Dave Aranda mentioned his core of LBs this season will give him more options. He named Phillips specifically, as a player that can rush and drop, so Aranda sees that potential as a downhill attacker. Even if not used as a pass rusher, I love the way Phillips attacks the ball carrier. Check 4:05 and you see he knows what he sees, attacks the play and makes a TFL. That’s downhill skill.
Pass Defense: Aranda saying he can rush AND drop is a major compliment to his overall skillset and one of the things that I believe will make him a truly special player. He can do it all. You have the early couple of picks that show a pretty good feel for interior pass defense, something not uncommon for many athletic linebackers this generation. But at 4:51 I’m blown away. Initially he looks confused, possibly even tries to call a timeout before the snap. But it’s the way he drops like a Cover 2 safety that has me salivating at a Tyrann Mathieu type threat in a 6’3”, 250 pound frame.
Working On It
Sorting Through Trash: Not something a lot of HS ballplayers are demanded to come up against, Phillips will have to learn how to work through the muck of bodies that often crowd the middle of the field on the next two levels. He will need to develop his hand usage...
Taking on Blocks: Related, but not the same as the above, Phillips doesn’t have clips showing him engaging with and coming off of a lineman. In HS, he was able to easily run around these guys, OR develop a full head of steam before barreling into them.
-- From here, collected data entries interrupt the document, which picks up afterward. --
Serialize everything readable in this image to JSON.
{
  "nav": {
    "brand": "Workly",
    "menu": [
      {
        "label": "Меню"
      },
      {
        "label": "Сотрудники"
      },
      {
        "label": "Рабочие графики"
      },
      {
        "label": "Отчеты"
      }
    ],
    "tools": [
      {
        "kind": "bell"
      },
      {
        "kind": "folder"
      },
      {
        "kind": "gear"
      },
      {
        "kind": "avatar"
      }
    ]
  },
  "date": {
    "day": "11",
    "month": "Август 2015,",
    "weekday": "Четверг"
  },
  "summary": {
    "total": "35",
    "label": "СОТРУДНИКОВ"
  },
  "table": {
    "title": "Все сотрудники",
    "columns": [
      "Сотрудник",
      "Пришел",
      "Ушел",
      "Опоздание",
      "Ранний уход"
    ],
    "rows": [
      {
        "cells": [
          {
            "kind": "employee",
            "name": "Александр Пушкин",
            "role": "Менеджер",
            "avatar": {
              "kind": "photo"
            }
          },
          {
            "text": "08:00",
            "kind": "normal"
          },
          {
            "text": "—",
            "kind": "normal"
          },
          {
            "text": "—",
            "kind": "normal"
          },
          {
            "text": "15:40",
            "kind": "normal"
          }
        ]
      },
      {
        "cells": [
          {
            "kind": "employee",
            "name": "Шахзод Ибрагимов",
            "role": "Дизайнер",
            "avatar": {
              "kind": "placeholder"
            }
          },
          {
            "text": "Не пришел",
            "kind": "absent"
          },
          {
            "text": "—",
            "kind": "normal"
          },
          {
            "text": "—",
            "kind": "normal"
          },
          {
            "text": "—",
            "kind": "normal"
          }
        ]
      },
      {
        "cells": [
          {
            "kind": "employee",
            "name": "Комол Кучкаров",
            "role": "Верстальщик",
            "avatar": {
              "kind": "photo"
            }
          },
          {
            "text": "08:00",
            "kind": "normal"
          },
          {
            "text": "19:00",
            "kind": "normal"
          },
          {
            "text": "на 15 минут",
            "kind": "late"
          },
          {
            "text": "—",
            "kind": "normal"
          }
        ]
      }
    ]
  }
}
He’s an aggressive player, so the contact aspect shouldn’t be an issue, but again, learning how to use his hands to keep those guys off him, so that he can make plays, will be a major transition piece for his early playing time. At 4:16 you see him use his hands to literally throw the center back three yards, though it’s not quite a fair comp as the lineman had already locked up with the defensive line and Phillips basically blindsides him.
Poseur’s 80s Movie Comparison
All of this talk of alpha dogs and henchmen means its time to bust out the most 80s of all movie genres: the buddy cop movie. As a genre, the buddy cop movie did not even really exist until the 1980s (you could make a weak case for The French Connection) except on TV (Starksy & Hutch, Dragnet).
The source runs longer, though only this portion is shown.